第2話
「迷子?」
突然声が聞こえて驚くと足元に男の子が立っていた。赤い髪の毛に赤い瞳。甚平のようなものを着ている。
「そうだね。気がついたらここにいた。」
「近くに萌葱街があるから行こうよ。」
小さい手は温かく、少し懐かしい気持ちになる。なぜ懐かしいかはわからない。
歩いていると大きな島が見えてきた。
「君の街?」
「うん!僕はうい。お姉ちゃんの名前は?」
「何も覚えてないんだ。名前もない。」
「僕の師匠のところにいこ!きっと助けてくれるよ!」
街は沢山の人で賑わっている。着物や洋服。服装も髪の毛も肌の色も様々。同じなのはみんな笑っているところ。手を繋いで歩いているとういは途切れることなく話しかけられていた。
「うい!野菜食べてるかー?」
「ういちゃん新しい服できたから取りにおいで〜!」
この子の人柄が知れて、なんだか胸が暖かくなる。
「僕も迷子だったんだ〜。」
「そうだったんだ。こうやって歩いてこの街に来たの?」
「師匠が拾ってくれてここまで連れてきてくれたんだって!あ!いた!師匠〜!!」
パッと手を離して走り出したうい。その先には銀から青のグラデーションの短髪、映画に出てきそうな騎士の格好をしている大きな男の人がいた。2人のところへ歩いて行くと師匠と呼ばれる人と目が合う。

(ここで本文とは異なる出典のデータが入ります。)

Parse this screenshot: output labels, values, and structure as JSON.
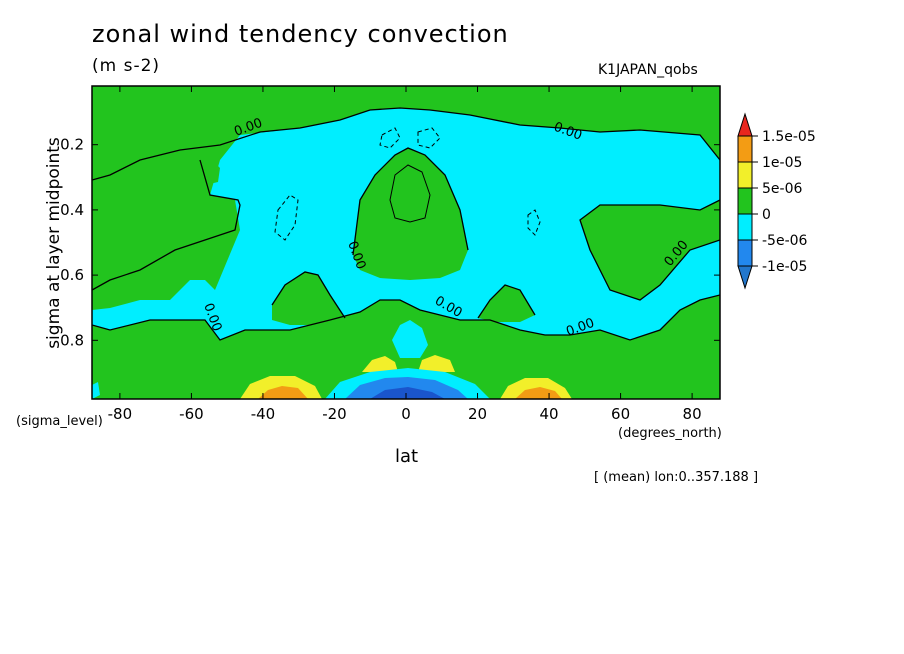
{
  "chart_data": {
    "type": "heatmap",
    "title": "zonal wind tendency convection",
    "units": "(m s-2)",
    "run_label": "K1JAPAN_qobs",
    "xlabel": "lat",
    "x_units_note": "(degrees_north)",
    "ylabel": "sigma at layer midpoints",
    "y_units_note": "(sigma_level)",
    "mean_note": "[ (mean) lon:0..357.188 ]",
    "x_ticks": [
      "-80",
      "-60",
      "-40",
      "-20",
      "0",
      "20",
      "40",
      "60",
      "80"
    ],
    "x_tick_values": [
      -80,
      -60,
      -40,
      -20,
      0,
      20,
      40,
      60,
      80
    ],
    "y_ticks": [
      "0.2",
      "0.4",
      "0.6",
      "0.8"
    ],
    "y_tick_values": [
      0.2,
      0.4,
      0.6,
      0.8
    ],
    "xlim": [
      -87.8,
      87.8
    ],
    "ylim": [
      0.98,
      0.02
    ],
    "contour_label": "0.00",
    "colorbar": {
      "labels": [
        "1.5e-05",
        "1e-05",
        "5e-06",
        "0",
        "-5e-06",
        "-1e-05"
      ],
      "colors": [
        "#e8261e",
        "#f39c14",
        "#f2ef2a",
        "#22c41e",
        "#00eeff",
        "#2288ee",
        "#2277cc"
      ]
    },
    "colors": {
      "positive_small": "#22c41e",
      "negative_small": "#00eeff",
      "positive_mid": "#f2ef2a",
      "positive_high": "#f39c14",
      "negative_mid": "#2288ee",
      "negative_high": "#1a55cc"
    }
  }
}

「このお姉ちゃん名前もなくて…僕と一緒!それに師匠の髪色と一緒だったから連れてきたんです!」
「うい。俺は何でも屋じゃないぞ。」
「だめですか?」
「…はぁ。もうすぐ日が沈む。泊まっていけ。」
男がそういうとういはパッと笑顔を浮かべて再び手を繋いでくれた。商店街のようなところを抜けると川が流れる静かな住宅街になる。街全体は洋風な建物で統一されている。そして住宅街の外れに大きな一軒家が見えてきた。
「ここが師匠の家!」
大きな門に庭も広い。男は何者なのだろうか。
「入れ。」
「ありがとうございます。」
案内された部屋はシンプルだが綺麗にしてある。窓からは歩いてきた道がよく見える。
「話を聞かせろ。」
いつのまにかういはいなくなり男が椅子に腰を掛けていた。簡単に目が覚めてからの話をすると表情ひとつ変えずそうかと呟いた。
「俺は縹 莉玖。街の護衛をしている。貿易や街の取り締まり、警察みたいなものだ。」
「ういと一緒に住んでるんですか?」
「最近までここに住んでたが養子に迎えたいという夫婦に引き取られた。頻繁にここに来るがな。」
やっと笑った。寂しそうな笑顔だった。
その日は食事とお風呂を用意してくれて深い眠りについた。